Repeat testing on the Edinburgh Depression Scale and the HADS-A in pregnancy: differentiating between transient and enduring distress
- PMID: 22695259
- DOI: 10.1016/j.jad.2012.02.037
Repeat testing on the Edinburgh Depression Scale and the HADS-A in pregnancy: differentiating between transient and enduring distress
Abstract
Background: The Edinburgh Depression Scale (EDS/EPDS) is routinely used in many clinical services to screen for probable distress in antenatal and postnatal women. Typically a single administration of this scale results in a referral to a specialist mental health service if the woman scores above the service's cut-off score on the measure - that is, scores 'high'. A few postnatal studies have shown, however, that many women when re-tested just a few weeks later no longer score 'high'. This study explored this phenomenon in a sample of pregnant women, using both the EDS and an anxiety self-report measure (Hospital Anxiety and Depression Scale - Anxiety subscale: HADS-A).

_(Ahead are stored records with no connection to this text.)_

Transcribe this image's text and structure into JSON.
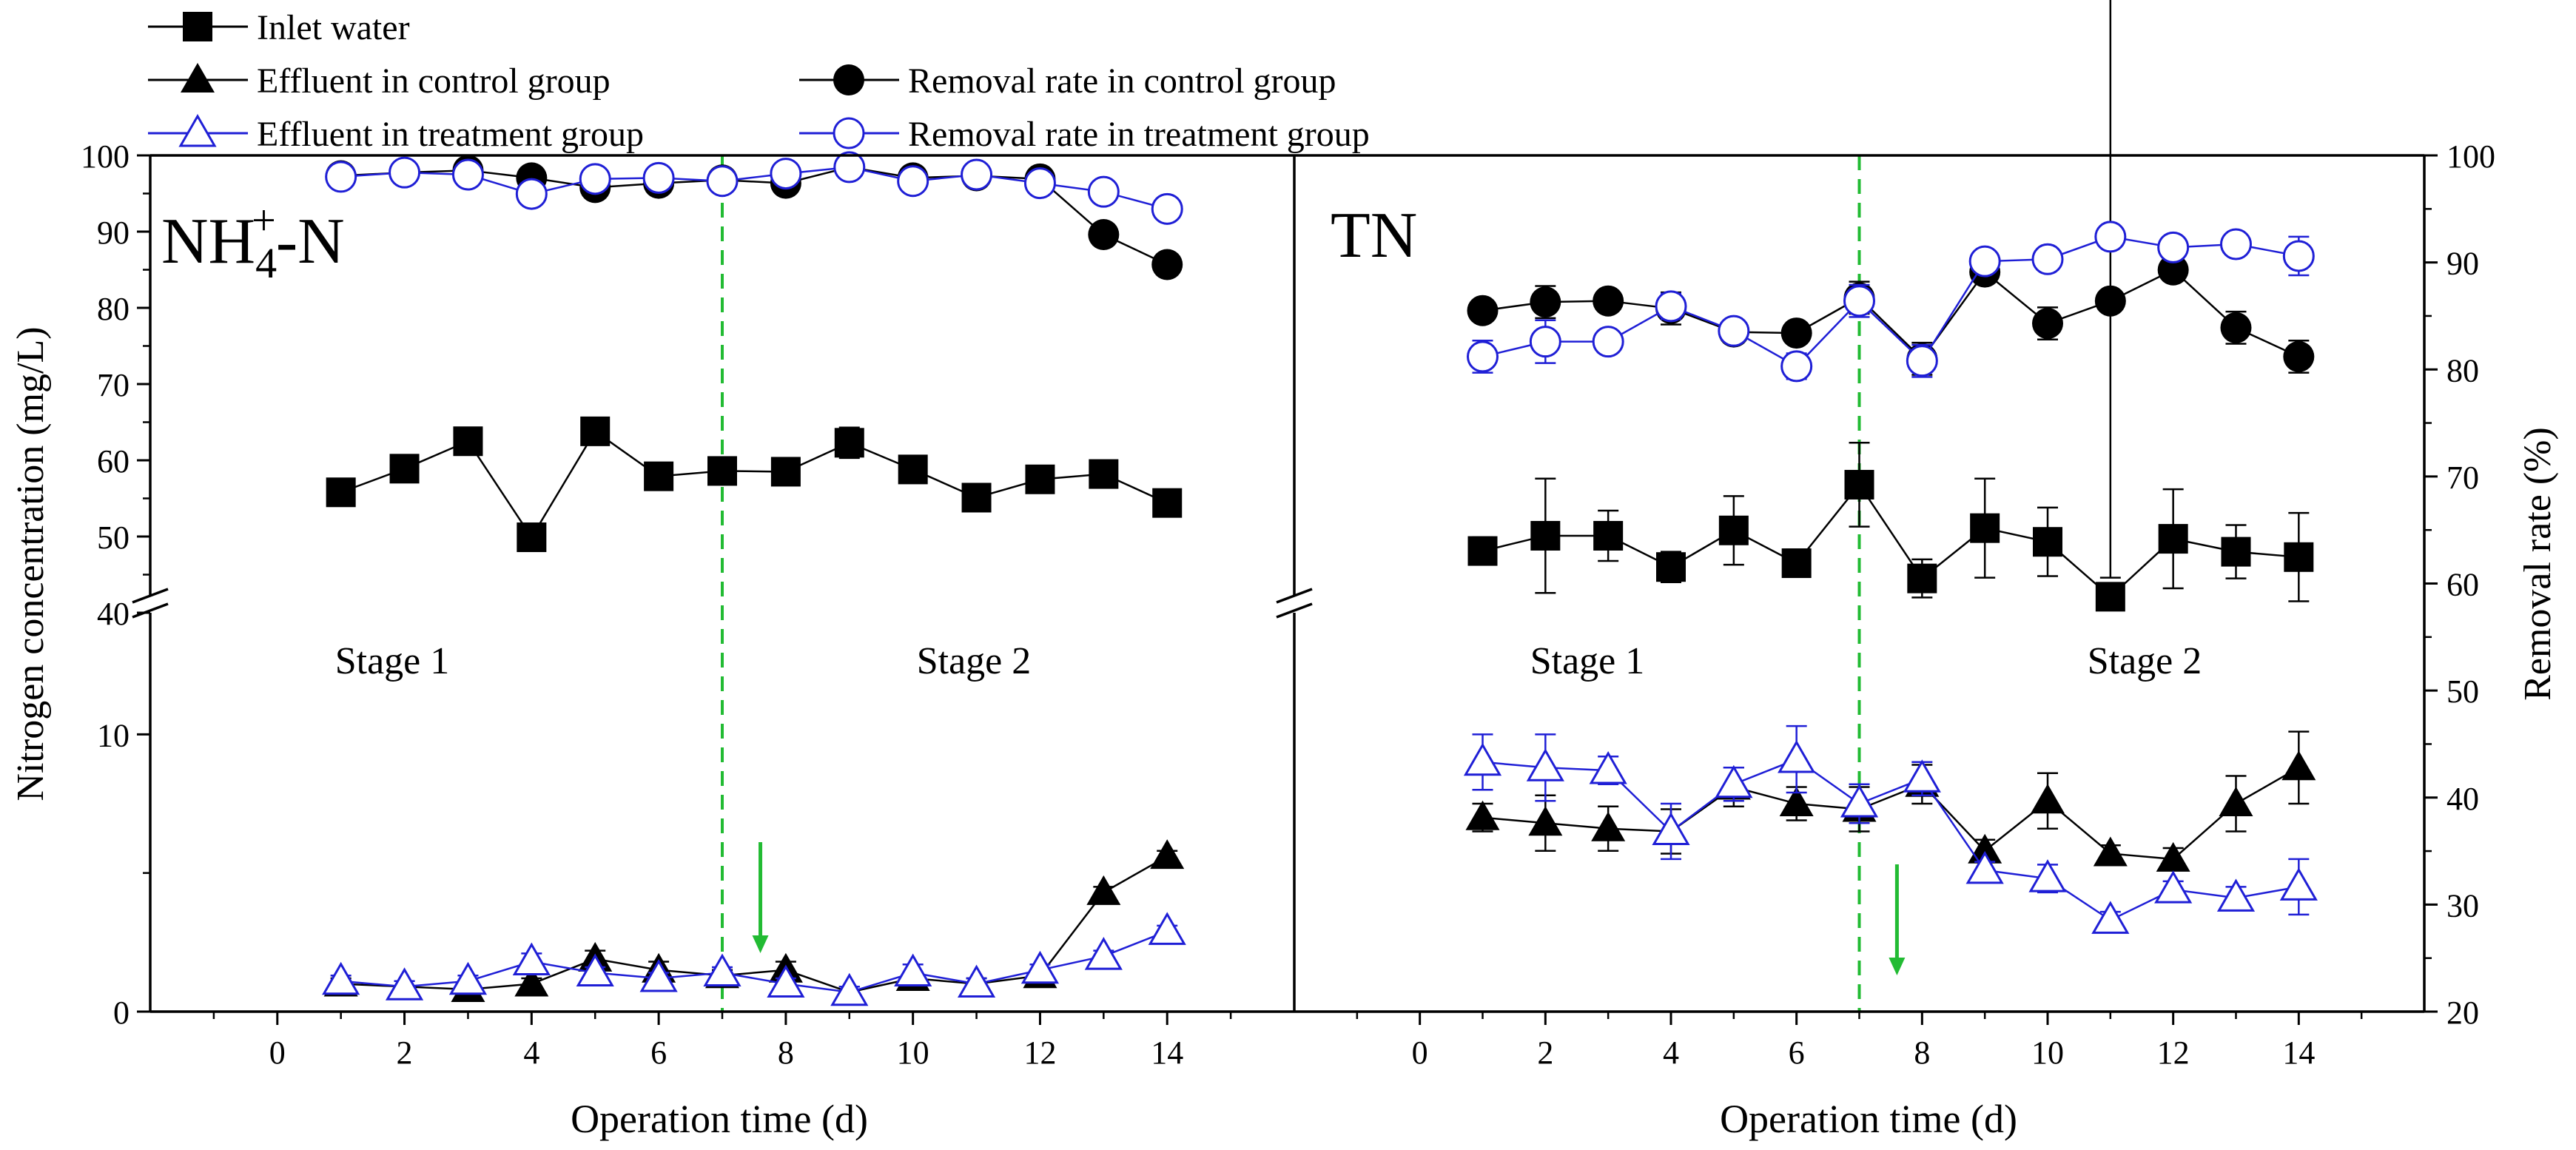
{
  "legend": {
    "items": [
      {
        "label": "Inlet water",
        "marker": "square-filled",
        "color": "#000000"
      },
      {
        "label": "Effluent in control group",
        "marker": "triangle-filled",
        "color": "#000000"
      },
      {
        "label": "Effluent in treatment group",
        "marker": "triangle-open",
        "color": "#1f1fd6"
      },
      {
        "label": "Removal rate in control group",
        "marker": "circle-filled",
        "color": "#000000"
      },
      {
        "label": "Removal rate in treatment group",
        "marker": "circle-open",
        "color": "#1f1fd6"
      }
    ]
  },
  "axes": {
    "y_left_label": "Nitrogen concentration (mg/L)",
    "y_right_label": "Removal rate (%)",
    "x_label": "Operation time (d)",
    "y_left_upper_ticks": [
      "40",
      "50",
      "60",
      "70",
      "80",
      "90",
      "100"
    ],
    "y_left_lower_ticks": [
      "0",
      "10"
    ],
    "y_right_ticks": [
      "20",
      "30",
      "40",
      "50",
      "60",
      "70",
      "80",
      "90",
      "100"
    ],
    "x_ticks": [
      "0",
      "2",
      "4",
      "6",
      "8",
      "10",
      "12",
      "14"
    ]
  },
  "stage_change_day": 7,
  "chart_data": [
    {
      "type": "line",
      "panel_label_main": "NH",
      "panel_label_sub": "4",
      "panel_label_sup": "+",
      "panel_label_tail": "-N",
      "stage_labels": [
        "Stage 1",
        "Stage 2"
      ],
      "arrow_day": 7.6,
      "xlim": [
        -2,
        16
      ],
      "y_left_lower": [
        0,
        15
      ],
      "y_left_upper": [
        40,
        100
      ],
      "y_right": [
        20,
        100
      ],
      "x": [
        1,
        2,
        3,
        4,
        5,
        6,
        7,
        8,
        9,
        10,
        11,
        12,
        13,
        14
      ],
      "series": [
        {
          "name": "Inlet water",
          "axis": "left",
          "values": [
            55.8,
            58.9,
            62.5,
            49.9,
            63.8,
            57.9,
            58.6,
            58.5,
            62.3,
            58.8,
            55.1,
            57.5,
            58.2,
            54.4
          ],
          "errors": [
            0.8,
            1.5,
            1.0,
            1.0,
            1.2,
            1.0,
            1.2,
            0.8,
            2.0,
            1.0,
            0.8,
            1.0,
            1.0,
            0.8
          ]
        },
        {
          "name": "Effluent in control group",
          "axis": "left",
          "values": [
            1.0,
            0.9,
            0.8,
            1.0,
            1.9,
            1.5,
            1.3,
            1.5,
            0.7,
            1.2,
            1.0,
            1.3,
            4.3,
            5.6
          ],
          "errors": [
            0.2,
            0.2,
            0.2,
            0.2,
            0.3,
            0.3,
            0.2,
            0.3,
            0.2,
            0.2,
            0.2,
            0.2,
            0.2,
            0.2
          ]
        },
        {
          "name": "Effluent in treatment group",
          "axis": "left",
          "values": [
            1.1,
            0.9,
            1.1,
            1.8,
            1.4,
            1.2,
            1.4,
            1.0,
            0.7,
            1.4,
            1.0,
            1.5,
            2.0,
            2.9
          ],
          "errors": [
            0.2,
            0.2,
            0.2,
            0.3,
            0.2,
            0.2,
            0.2,
            0.2,
            0.2,
            0.3,
            0.2,
            0.2,
            0.2,
            0.2
          ]
        },
        {
          "name": "Removal rate in control group",
          "axis": "right",
          "values": [
            98.1,
            98.4,
            98.6,
            97.9,
            97.0,
            97.4,
            97.7,
            97.4,
            98.9,
            97.9,
            98.1,
            97.8,
            92.6,
            89.8
          ],
          "errors": [
            0.4,
            0.4,
            0.4,
            0.4,
            0.5,
            0.4,
            0.4,
            0.5,
            0.4,
            0.4,
            0.4,
            0.4,
            0.4,
            0.4
          ]
        },
        {
          "name": "Removal rate in treatment group",
          "axis": "right",
          "values": [
            98.0,
            98.4,
            98.2,
            96.4,
            97.8,
            97.9,
            97.6,
            98.3,
            98.9,
            97.6,
            98.2,
            97.4,
            96.6,
            95.0
          ],
          "errors": [
            0.5,
            0.4,
            0.5,
            0.6,
            0.5,
            0.5,
            0.5,
            0.5,
            0.4,
            0.5,
            0.5,
            0.5,
            0.5,
            0.5
          ]
        }
      ]
    },
    {
      "type": "line",
      "panel_label_main": "TN",
      "panel_label_sub": "",
      "panel_label_sup": "",
      "panel_label_tail": "",
      "stage_labels": [
        "Stage 1",
        "Stage 2"
      ],
      "arrow_day": 7.6,
      "xlim": [
        -2,
        16
      ],
      "y_left_lower": [
        0,
        15
      ],
      "y_left_upper": [
        40,
        100
      ],
      "y_right": [
        20,
        100
      ],
      "x": [
        1,
        2,
        3,
        4,
        5,
        6,
        7,
        8,
        9,
        10,
        11,
        12,
        13,
        14
      ],
      "series": [
        {
          "name": "Inlet water",
          "axis": "left",
          "values": [
            48.1,
            50.1,
            50.1,
            46.0,
            50.8,
            46.5,
            56.8,
            44.5,
            51.1,
            49.3,
            42.1,
            49.7,
            48.0,
            47.3
          ],
          "errors": [
            1.8,
            7.5,
            3.3,
            2.0,
            4.5,
            1.8,
            5.5,
            2.5,
            6.5,
            4.5,
            2.5,
            6.5,
            3.5,
            5.8
          ]
        },
        {
          "name": "Effluent in control group",
          "axis": "left",
          "values": [
            7.0,
            6.8,
            6.6,
            6.5,
            8.1,
            7.5,
            7.3,
            8.2,
            5.8,
            7.6,
            5.7,
            5.5,
            7.5,
            8.8
          ],
          "errors": [
            0.5,
            1.0,
            0.8,
            0.8,
            0.7,
            0.6,
            0.8,
            0.7,
            0.4,
            1.0,
            0.3,
            0.4,
            1.0,
            1.3
          ]
        },
        {
          "name": "Effluent in treatment group",
          "axis": "left",
          "values": [
            9.0,
            8.8,
            8.7,
            6.5,
            8.2,
            9.1,
            7.5,
            8.4,
            5.1,
            4.8,
            3.3,
            4.4,
            4.1,
            4.5
          ],
          "errors": [
            1.0,
            1.2,
            0.5,
            1.0,
            0.6,
            1.2,
            0.7,
            0.6,
            0.3,
            0.5,
            0.3,
            0.3,
            0.4,
            1.0
          ]
        },
        {
          "name": "Removal rate in control group",
          "axis": "right",
          "values": [
            85.5,
            86.3,
            86.4,
            85.7,
            83.5,
            83.4,
            86.7,
            81.0,
            89.1,
            84.3,
            86.4,
            89.3,
            83.9,
            81.2
          ],
          "errors": [
            0.8,
            1.5,
            1.0,
            1.5,
            1.0,
            0.8,
            1.5,
            1.5,
            1.0,
            1.5,
            0.8,
            1.0,
            1.5,
            1.5
          ]
        },
        {
          "name": "Removal rate in treatment group",
          "axis": "right",
          "values": [
            81.2,
            82.6,
            82.6,
            85.9,
            83.6,
            80.3,
            86.4,
            80.8,
            90.1,
            90.3,
            92.4,
            91.4,
            91.7,
            90.6
          ],
          "errors": [
            1.5,
            2.0,
            1.0,
            1.2,
            1.0,
            1.2,
            1.5,
            1.5,
            0.8,
            0.8,
            0.8,
            0.8,
            0.6,
            1.8
          ]
        }
      ]
    }
  ]
}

Method: 164 English-speaking pregnant women attending a local public hospital's antenatal clinic for their first appointment participated. At this appointment they completed the EDS and the HADS-A, and predicted how they might be feeling in about two-week time. Approximately two weeks later they were interviewed by phone and again completed the EDS and the HADS-A, and answered questions about possible mood changes.

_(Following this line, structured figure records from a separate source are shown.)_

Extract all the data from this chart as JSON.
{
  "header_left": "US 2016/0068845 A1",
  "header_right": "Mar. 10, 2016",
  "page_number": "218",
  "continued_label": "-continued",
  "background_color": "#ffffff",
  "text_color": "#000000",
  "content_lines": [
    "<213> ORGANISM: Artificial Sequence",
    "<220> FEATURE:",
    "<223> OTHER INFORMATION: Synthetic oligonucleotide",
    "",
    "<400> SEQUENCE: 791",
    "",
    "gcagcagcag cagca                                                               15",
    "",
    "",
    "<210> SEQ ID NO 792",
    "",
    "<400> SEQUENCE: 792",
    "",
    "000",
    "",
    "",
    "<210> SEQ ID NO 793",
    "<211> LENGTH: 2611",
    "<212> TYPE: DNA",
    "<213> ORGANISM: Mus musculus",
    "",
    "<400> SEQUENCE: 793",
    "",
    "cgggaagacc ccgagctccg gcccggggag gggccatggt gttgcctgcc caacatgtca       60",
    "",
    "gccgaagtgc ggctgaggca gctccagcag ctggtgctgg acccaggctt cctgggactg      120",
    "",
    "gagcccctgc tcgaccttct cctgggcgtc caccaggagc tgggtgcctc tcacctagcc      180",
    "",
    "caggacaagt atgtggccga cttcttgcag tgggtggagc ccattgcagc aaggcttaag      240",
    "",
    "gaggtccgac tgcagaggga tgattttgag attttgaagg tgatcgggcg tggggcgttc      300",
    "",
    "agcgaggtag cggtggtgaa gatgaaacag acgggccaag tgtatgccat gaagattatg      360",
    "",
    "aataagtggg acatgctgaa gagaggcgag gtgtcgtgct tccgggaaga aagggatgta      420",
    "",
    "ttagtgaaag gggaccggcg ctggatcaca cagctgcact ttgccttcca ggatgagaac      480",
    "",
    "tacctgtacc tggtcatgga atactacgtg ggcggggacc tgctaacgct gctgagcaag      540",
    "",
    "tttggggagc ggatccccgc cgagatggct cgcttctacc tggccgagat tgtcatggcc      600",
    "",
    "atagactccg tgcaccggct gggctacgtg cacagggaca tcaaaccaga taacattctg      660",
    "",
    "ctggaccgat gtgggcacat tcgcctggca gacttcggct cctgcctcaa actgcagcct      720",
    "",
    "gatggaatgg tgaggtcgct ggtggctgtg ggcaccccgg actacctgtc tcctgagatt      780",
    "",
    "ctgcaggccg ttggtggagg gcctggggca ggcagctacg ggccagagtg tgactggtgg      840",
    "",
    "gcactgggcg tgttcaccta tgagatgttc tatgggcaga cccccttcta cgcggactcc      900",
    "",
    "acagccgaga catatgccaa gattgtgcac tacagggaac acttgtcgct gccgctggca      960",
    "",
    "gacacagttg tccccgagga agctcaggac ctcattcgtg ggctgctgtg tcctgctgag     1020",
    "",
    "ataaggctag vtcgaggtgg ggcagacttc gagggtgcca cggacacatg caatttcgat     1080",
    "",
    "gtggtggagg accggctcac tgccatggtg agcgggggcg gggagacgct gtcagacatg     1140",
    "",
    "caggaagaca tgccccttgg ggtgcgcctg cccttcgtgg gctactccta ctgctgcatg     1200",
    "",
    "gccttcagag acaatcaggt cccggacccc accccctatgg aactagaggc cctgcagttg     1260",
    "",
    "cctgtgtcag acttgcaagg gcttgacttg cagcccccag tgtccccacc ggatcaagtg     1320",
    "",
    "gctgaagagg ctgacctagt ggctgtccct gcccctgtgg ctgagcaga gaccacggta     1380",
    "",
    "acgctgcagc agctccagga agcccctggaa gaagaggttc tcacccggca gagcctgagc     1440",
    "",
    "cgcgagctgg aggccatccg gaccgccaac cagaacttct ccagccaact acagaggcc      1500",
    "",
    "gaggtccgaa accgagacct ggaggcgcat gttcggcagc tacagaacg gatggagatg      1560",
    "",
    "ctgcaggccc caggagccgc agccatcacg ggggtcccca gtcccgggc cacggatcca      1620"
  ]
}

Results: Regardless of which of several cut-off scores on the EDS or HADS-A was used to define 'high' scorers, approximately 50% (±6%) of women scoring high at their first appointment on either measure no longer scored 'high' two weeks later. Common reasons given for their mood improvement included reduced morning sickness, reassuring results from routine tests (e.g., ultrasounds), fear of miscarriage subsiding, and a sense of reassurance following their hospital visit. Many of the women were accurate in predicting at their first appointment that they would be feeling better within a few weeks.
Limitations: The administration procedure for completion of the measures on the two occasions was different. Women initially completed the measures by hand, and on the second occasion over the phone.
Conclusion: Half the women screened as having emotional distress - that is, scoring 'high' on self-report mood measures (i.e., EDS and HADS-A) - during their first hospital visit in pregnancy are likely to have transient distress for predictable reasons. Referring women to specialist mental health services based upon just one administration of these measures will therefore result in a large number of unnecessary referrals, thus possibly overstretching the resources available. We therefore believe that when women score high on a self-report mood measure, enquiring as to why this is the case, and about whether the woman expects to feel differently in a few weeks time, together with a second administration of the measures in a few weeks is a better practice, unless there are good clinical reasons to do otherwise. In addition, studies reporting prevalence rates of perinatal distress should not simply use a one-off administration of a self-report mood scale to state the probable rate of disorders or distress.